Daarnaast lijken beleggers de afgelopen paar jaar een voorkeur te hebben voor hun model. Gemiddeld krijgen deze banken op de beurs een marktwaarde die hoger is dan hun boekwaarde. Bij banken die afhankelijk zijn van spaargeld is het andersom.
Populair
De BIS heeft verder geen echte verklaringen voor deze verschillen. Wel constateert de organisatie dat veel banken dat het spaargeldmodel sinds de financiële crisis aan populariteit heeft gewonnen.
In Nederland is dit ook te zien. Alle grote banken zijn natuurlijk vooral gericht op spaartegoeden. Bij ING maakt spaargeld van consumenten en bedrijven bijvoorbeeld 69 procent van de financiering uit. Bij ABN Amro en Rabobank is het beeld hetzelfde.
Maar er is wel een belangrijk issue dat de Nederlandse banken beperkt: het financieringsgat van bijna een half biljoen euro. Dat is het gevolg van een tekort aan spaartegoeden in Nederland.
Hierdoor ontkomen Nederlandse banken er niet aan om een deel van hun financiering op de kapitaalmarkt te halen. De BIS-studie geeft geen inzicht hoe dit soort gemengde financieringsmodellen afsteken tegen banken die óf op spaartegoeden, óf op de kapitaalmarkt leunen.

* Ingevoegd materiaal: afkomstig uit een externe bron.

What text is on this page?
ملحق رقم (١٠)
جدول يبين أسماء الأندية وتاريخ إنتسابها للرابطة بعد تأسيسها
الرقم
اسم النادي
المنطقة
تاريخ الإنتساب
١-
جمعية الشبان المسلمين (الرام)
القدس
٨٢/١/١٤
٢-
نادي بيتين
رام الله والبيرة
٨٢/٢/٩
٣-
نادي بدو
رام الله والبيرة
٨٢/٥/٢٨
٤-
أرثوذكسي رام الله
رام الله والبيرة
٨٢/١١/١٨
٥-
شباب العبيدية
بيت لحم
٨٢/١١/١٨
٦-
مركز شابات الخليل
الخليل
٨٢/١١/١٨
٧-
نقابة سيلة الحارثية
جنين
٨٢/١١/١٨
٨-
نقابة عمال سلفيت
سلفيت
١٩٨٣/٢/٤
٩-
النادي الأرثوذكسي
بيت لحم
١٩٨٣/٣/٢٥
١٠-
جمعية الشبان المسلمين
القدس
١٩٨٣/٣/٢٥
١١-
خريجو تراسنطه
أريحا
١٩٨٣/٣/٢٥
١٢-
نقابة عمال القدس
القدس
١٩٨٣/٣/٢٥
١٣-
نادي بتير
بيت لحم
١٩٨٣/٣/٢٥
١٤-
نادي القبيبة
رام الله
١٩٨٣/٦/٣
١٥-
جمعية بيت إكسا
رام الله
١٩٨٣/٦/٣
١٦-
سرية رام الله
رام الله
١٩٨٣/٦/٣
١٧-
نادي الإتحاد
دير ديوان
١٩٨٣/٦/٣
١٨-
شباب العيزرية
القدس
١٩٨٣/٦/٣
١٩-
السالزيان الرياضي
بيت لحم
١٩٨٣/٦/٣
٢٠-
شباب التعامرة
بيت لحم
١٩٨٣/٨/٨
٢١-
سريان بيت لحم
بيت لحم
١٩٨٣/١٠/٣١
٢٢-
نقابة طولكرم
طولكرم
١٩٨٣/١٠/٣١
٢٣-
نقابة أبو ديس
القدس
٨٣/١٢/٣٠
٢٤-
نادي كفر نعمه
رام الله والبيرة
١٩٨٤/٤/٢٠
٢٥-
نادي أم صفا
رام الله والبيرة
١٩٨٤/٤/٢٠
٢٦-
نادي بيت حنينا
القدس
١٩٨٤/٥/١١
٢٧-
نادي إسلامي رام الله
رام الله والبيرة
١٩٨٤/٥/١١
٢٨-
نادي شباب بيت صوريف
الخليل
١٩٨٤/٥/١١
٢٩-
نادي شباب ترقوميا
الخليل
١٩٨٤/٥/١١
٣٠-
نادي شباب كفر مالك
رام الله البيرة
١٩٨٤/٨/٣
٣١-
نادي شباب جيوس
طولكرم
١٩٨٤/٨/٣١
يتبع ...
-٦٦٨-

Er zijn kortweg twee opties: het beste van twee werelden, of vlees noch vis. De Nederlandse grootbanken hebben de afgelopen jaren flink gesneden in de kosten en de winstgevendheid redelijk op orde weten te houden. Als de ECB het goed heeft gezien staan ze er wat betreft kapitaalpositie ook redelijk voor.
ING heeft een marktwaarde van 0,95 keer de boekwaarde. Het ministerie van Financiën mikt op waardering bij de beursgang van ABN Amro die neerkomt op ongeveer 1 keer de boekwaarde. Wat betreft beleggers zijn de Nederlandse banken dus spaargeldbanken.
Wells Fargo, grootste Amerikaanse bank ooit
Wells Fargo werd dit weekend door Businessweek uitgeroepen tot . De bank heeft een marktwaarde van ongeveer 285 miljard dollar.
Wells haalt bijna 90 procent van zijn financiering uit spaartegoeden. De bank noteert op de beurs 1,75 keer de boekwaarde.
Wells is sterk gegroeid door de overname van branchegenoot Wachovia tijdens de financiële crisis. Een belegger die op het dieptepunt van de crisis in maart 2009 was ingestapt had zijn investering in de tussentijd zien verzevenvoudigen.